The Mole flies, themselves, being the structurally-obsessed and compulsive creatures that they are, in all their habitual collecting, organizing, and re-organizing of found objects into mammoth installations of optimal functional value, are remarkably easy to control, especially as they are given to a rather false and arbitrary sense of hierarchy, ascribing positions—that are otherwise trivial, yet necessarily mundane if only to obscure their true purpose—with an unfathomable amount of honor, to the logical extreme that the few chosen to serve in their most esteemed ranks are imbued with a kind of obligatory arrogance that begins in the pupal stages and extends indefinitely, as they are further nurtured well into adulthood by a society that infuses its heroes of middle management with an immeasurable sense of importance—a kind of celebrity status recognized by the masses as a living embodiment of their ideals.

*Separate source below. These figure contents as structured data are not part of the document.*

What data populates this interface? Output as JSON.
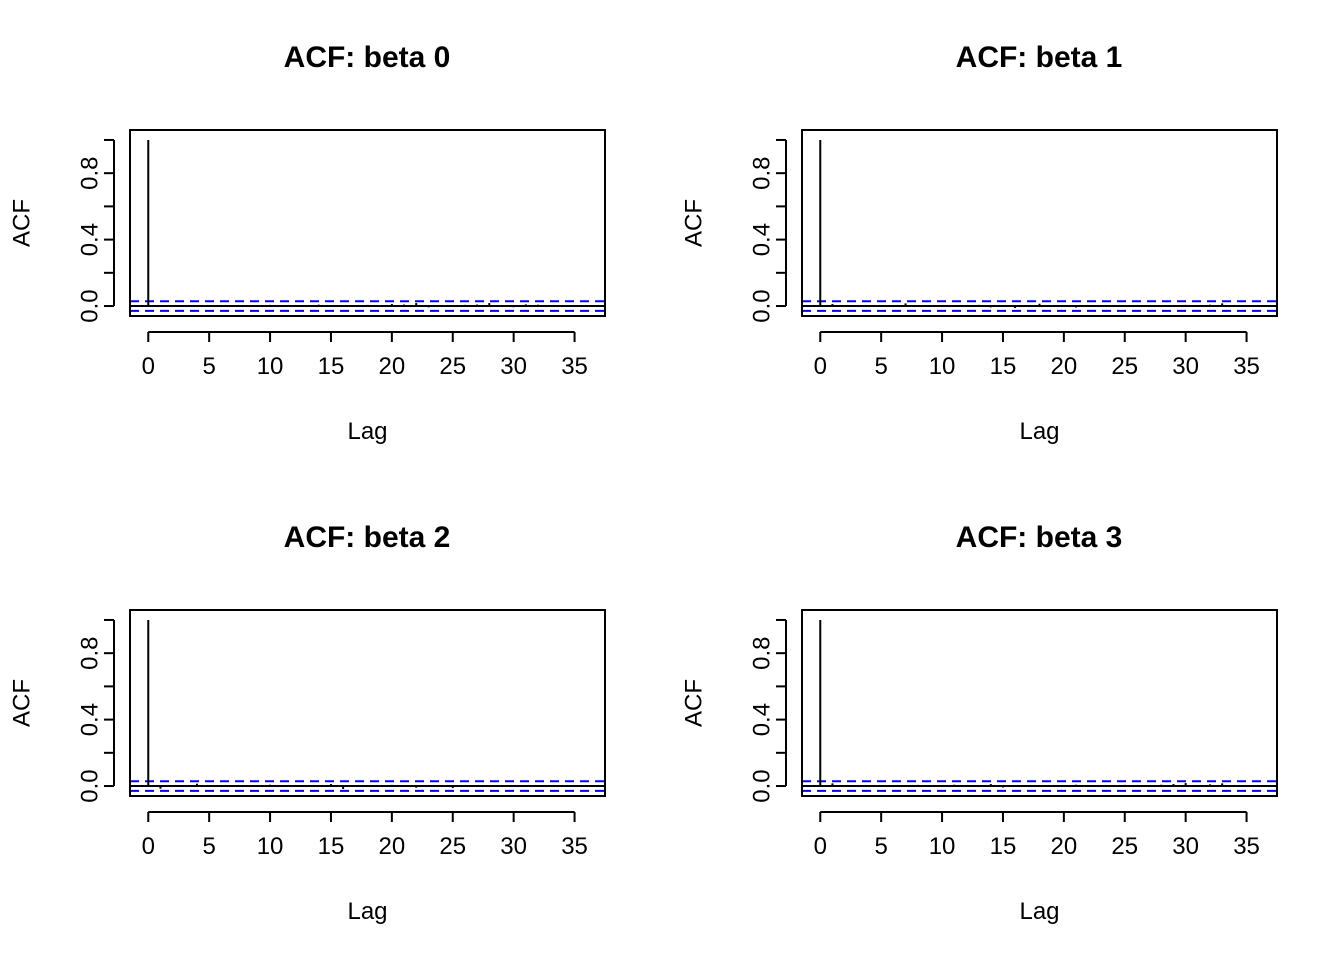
{
  "chart_data": [
    {
      "type": "bar",
      "title": "ACF: beta 0",
      "xlabel": "Lag",
      "ylabel": "ACF",
      "xlim": [
        -1.5,
        37.5
      ],
      "ylim": [
        -0.06,
        1.06
      ],
      "x_ticks": [
        0,
        5,
        10,
        15,
        20,
        25,
        30,
        35
      ],
      "y_ticks": [
        0.0,
        0.4,
        0.8
      ],
      "y_ticks_unlabeled": [
        0.2,
        0.6,
        1.0
      ],
      "ci": 0.029,
      "ci_color": "#0000ff",
      "lags": [
        0,
        1,
        2,
        3,
        4,
        5,
        6,
        7,
        8,
        9,
        10,
        11,
        12,
        13,
        14,
        15,
        16,
        17,
        18,
        19,
        20,
        21,
        22,
        23,
        24,
        25,
        26,
        27,
        28,
        29,
        30,
        31,
        32,
        33,
        34,
        35,
        36
      ],
      "values": [
        1.0,
        0.005,
        -0.004,
        0.006,
        -0.003,
        0.004,
        -0.006,
        0.003,
        0.005,
        -0.004,
        0.007,
        -0.005,
        0.004,
        -0.006,
        0.008,
        0.006,
        -0.004,
        0.005,
        0.007,
        -0.006,
        0.012,
        0.009,
        0.018,
        -0.008,
        0.006,
        -0.005,
        0.007,
        0.009,
        0.018,
        0.006,
        -0.007,
        0.01,
        0.008,
        0.005,
        -0.006,
        0.004,
        -0.003
      ]
    },
    {
      "type": "bar",
      "title": "ACF: beta 1",
      "xlabel": "Lag",
      "ylabel": "ACF",
      "xlim": [
        -1.5,
        37.5
      ],
      "ylim": [
        -0.06,
        1.06
      ],
      "x_ticks": [
        0,
        5,
        10,
        15,
        20,
        25,
        30,
        35
      ],
      "y_ticks": [
        0.0,
        0.4,
        0.8
      ],
      "y_ticks_unlabeled": [
        0.2,
        0.6,
        1.0
      ],
      "ci": 0.029,
      "ci_color": "#0000ff",
      "lags": [
        0,
        1,
        2,
        3,
        4,
        5,
        6,
        7,
        8,
        9,
        10,
        11,
        12,
        13,
        14,
        15,
        16,
        17,
        18,
        19,
        20,
        21,
        22,
        23,
        24,
        25,
        26,
        27,
        28,
        29,
        30,
        31,
        32,
        33,
        34,
        35,
        36
      ],
      "values": [
        1.0,
        0.012,
        -0.005,
        0.006,
        -0.004,
        0.005,
        0.003,
        0.016,
        -0.005,
        0.004,
        0.006,
        -0.004,
        0.005,
        0.007,
        -0.008,
        0.006,
        -0.012,
        0.005,
        0.014,
        -0.006,
        0.004,
        -0.009,
        0.005,
        0.004,
        -0.006,
        0.003,
        0.005,
        -0.004,
        0.006,
        0.005,
        0.007,
        -0.005,
        0.008,
        0.016,
        -0.004,
        0.005,
        0.003
      ]
    },
    {
      "type": "bar",
      "title": "ACF: beta 2",
      "xlabel": "Lag",
      "ylabel": "ACF",
      "xlim": [
        -1.5,
        37.5
      ],
      "ylim": [
        -0.06,
        1.06
      ],
      "x_ticks": [
        0,
        5,
        10,
        15,
        20,
        25,
        30,
        35
      ],
      "y_ticks": [
        0.0,
        0.4,
        0.8
      ],
      "y_ticks_unlabeled": [
        0.2,
        0.6,
        1.0
      ],
      "ci": 0.029,
      "ci_color": "#0000ff",
      "lags": [
        0,
        1,
        2,
        3,
        4,
        5,
        6,
        7,
        8,
        9,
        10,
        11,
        12,
        13,
        14,
        15,
        16,
        17,
        18,
        19,
        20,
        21,
        22,
        23,
        24,
        25,
        26,
        27,
        28,
        29,
        30,
        31,
        32,
        33,
        34,
        35,
        36
      ],
      "values": [
        1.0,
        -0.016,
        0.006,
        0.004,
        0.014,
        -0.005,
        0.006,
        0.004,
        -0.006,
        0.005,
        0.008,
        -0.004,
        0.006,
        0.004,
        -0.005,
        0.012,
        -0.018,
        0.005,
        0.006,
        -0.004,
        0.007,
        0.005,
        -0.01,
        0.004,
        0.006,
        -0.012,
        0.005,
        0.004,
        -0.006,
        0.005,
        0.004,
        -0.005,
        0.006,
        0.004,
        0.005,
        -0.003,
        0.004
      ]
    },
    {
      "type": "bar",
      "title": "ACF: beta 3",
      "xlabel": "Lag",
      "ylabel": "ACF",
      "xlim": [
        -1.5,
        37.5
      ],
      "ylim": [
        -0.06,
        1.06
      ],
      "x_ticks": [
        0,
        5,
        10,
        15,
        20,
        25,
        30,
        35
      ],
      "y_ticks": [
        0.0,
        0.4,
        0.8
      ],
      "y_ticks_unlabeled": [
        0.2,
        0.6,
        1.0
      ],
      "ci": 0.029,
      "ci_color": "#0000ff",
      "lags": [
        0,
        1,
        2,
        3,
        4,
        5,
        6,
        7,
        8,
        9,
        10,
        11,
        12,
        13,
        14,
        15,
        16,
        17,
        18,
        19,
        20,
        21,
        22,
        23,
        24,
        25,
        26,
        27,
        28,
        29,
        30,
        31,
        32,
        33,
        34,
        35,
        36
      ],
      "values": [
        1.0,
        0.016,
        0.006,
        -0.005,
        0.004,
        0.006,
        -0.004,
        0.005,
        0.007,
        -0.005,
        0.004,
        0.008,
        -0.006,
        0.005,
        0.012,
        -0.009,
        0.006,
        0.005,
        -0.004,
        0.006,
        0.005,
        0.008,
        -0.006,
        0.004,
        0.005,
        0.007,
        -0.004,
        0.006,
        0.008,
        0.012,
        0.018,
        -0.006,
        0.01,
        0.016,
        0.005,
        0.004,
        -0.003
      ]
    }
  ]
}
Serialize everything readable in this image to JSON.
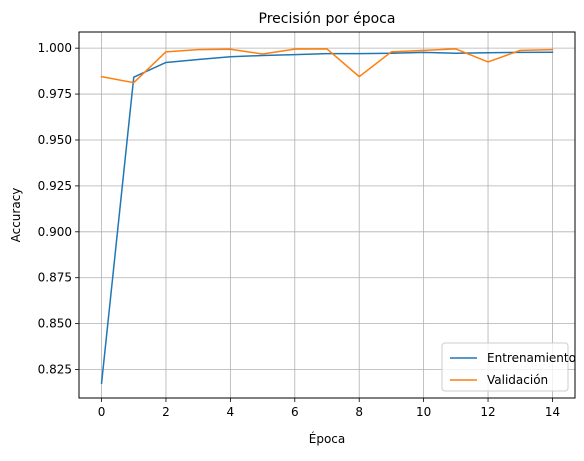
{
  "chart_data": {
    "type": "line",
    "title": "Precisión por época",
    "xlabel": "Época",
    "ylabel": "Accuracy",
    "xlim": [
      -0.7,
      14.7
    ],
    "ylim": [
      0.8095,
      1.0088
    ],
    "xticks": [
      0,
      2,
      4,
      6,
      8,
      10,
      12,
      14
    ],
    "xtick_labels": [
      "0",
      "2",
      "4",
      "6",
      "8",
      "10",
      "12",
      "14"
    ],
    "yticks": [
      0.825,
      0.85,
      0.875,
      0.9,
      0.925,
      0.95,
      0.975,
      1.0
    ],
    "ytick_labels": [
      "0.825",
      "0.850",
      "0.875",
      "0.900",
      "0.925",
      "0.950",
      "0.975",
      "1.000"
    ],
    "grid": true,
    "legend_position": "lower-right",
    "x": [
      0,
      1,
      2,
      3,
      4,
      5,
      6,
      7,
      8,
      9,
      10,
      11,
      12,
      13,
      14
    ],
    "series": [
      {
        "name": "Entrenamiento",
        "color": "#1f77b4",
        "values": [
          0.8175,
          0.9842,
          0.9922,
          0.9938,
          0.9953,
          0.996,
          0.9965,
          0.997,
          0.997,
          0.9972,
          0.9977,
          0.9972,
          0.9975,
          0.9977,
          0.9978
        ]
      },
      {
        "name": "Validación",
        "color": "#ff7f0e",
        "values": [
          0.9845,
          0.9812,
          0.998,
          0.9992,
          0.9994,
          0.9968,
          0.9995,
          0.9996,
          0.9845,
          0.998,
          0.9988,
          0.9996,
          0.9925,
          0.9988,
          0.9992
        ]
      }
    ]
  }
}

And yet, despite this culture of celebrity worship and vicarious living, all whims and impulses fall subservient, dropping humbly to the knees—yes, Mole Flies do, in fact, have knees!—before the grace of the merciful Queen, who is, in actuality, just a puppet dictator installed by the Melic papacy, using an old recycled Damsel fly-fishing lure. The dummy is crude, but convincing, as the Mole flies treat it as they would their true-born queen.”